Sighing and groaning at the same time, I stand up, heading to the gym. "Follow me." I order coach in a low voice.
I sit down on the little bench in my gym, this is the place I feel most comfortable yet my nerves go up again when I see coach standing in the same position, looking at me with raised eyebrows. "Tell me what the fuck you did in America. I deserve to know." he orders and I sigh, going into the story.
I tell him everything; about the gang, the drugs, the smuggling that I used to do, the rape attempts on Sophie, the threats and in the end about the murder of Greyson.
Without realizing, there are fucking tears streaming down my face by the end of my cheerful fucking story and they multiply at the disappointed look on coach's face.
"Goddamn it, son, you're much worse than I thought." he sighs then sits down next to me. "I mean, it was self defense, but there's no way to know if the jury will buy that."
My breath hitches at the mention of jury. "I can't fucking go to jail. Do you have any fucking idea what that would mean for me? I'd lose my career and reputation, and fans! I'd lose Sophie, coach! I wouldn't be there at the birth of our child!" I'm almost screaming by the end.
He gulps, thinking over the options, and I can't remember the last time I felt the same kind of a parental care.
He's becoming more and more of a father to me and I've fucking let him down.
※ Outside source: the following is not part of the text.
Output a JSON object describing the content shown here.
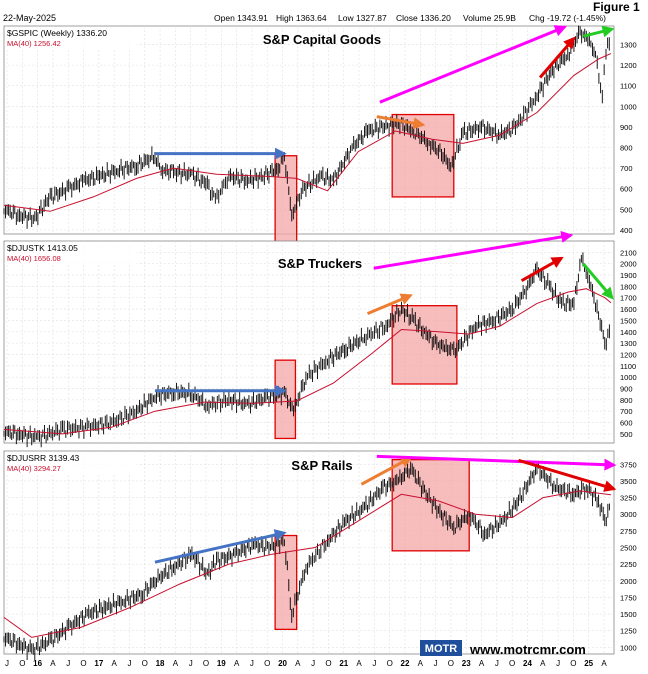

I've let him down, my mother in law and my girl.
This is the first time I have an actual family and I've fucked it up - way to go, Axel. Brilliant fucking job.
"We can fake a death certificate of Axel Jarvis, and pray to god they don't find any fingertips from you on the scene, and possibly connect them to your ass. I've no idea what else to do." he finally says, sighing. "Do you have a better idea?"
I shake my head. "No, but I can tell you that the rest of the gang fucking hates my ass; they'll rat me out as soon as possible and that's probably already happened. I bet they volunteered to have an interview just to tell them that I killed Greyson, the police will be on my doorstep in less than 24 hours. And then what? I still have the same face, even if I have a different name."
"Yeah, but statistics say that each of us have four doppelgangers, and you could simply look identical to Axel." he tries to calm me down, but I shake my head.
"That won't work if they find a fingerprint." I say and he shrugs. "Let's hope they won't find one, then."
I gulp, nodding my head. What the fuck have I gotten myself into?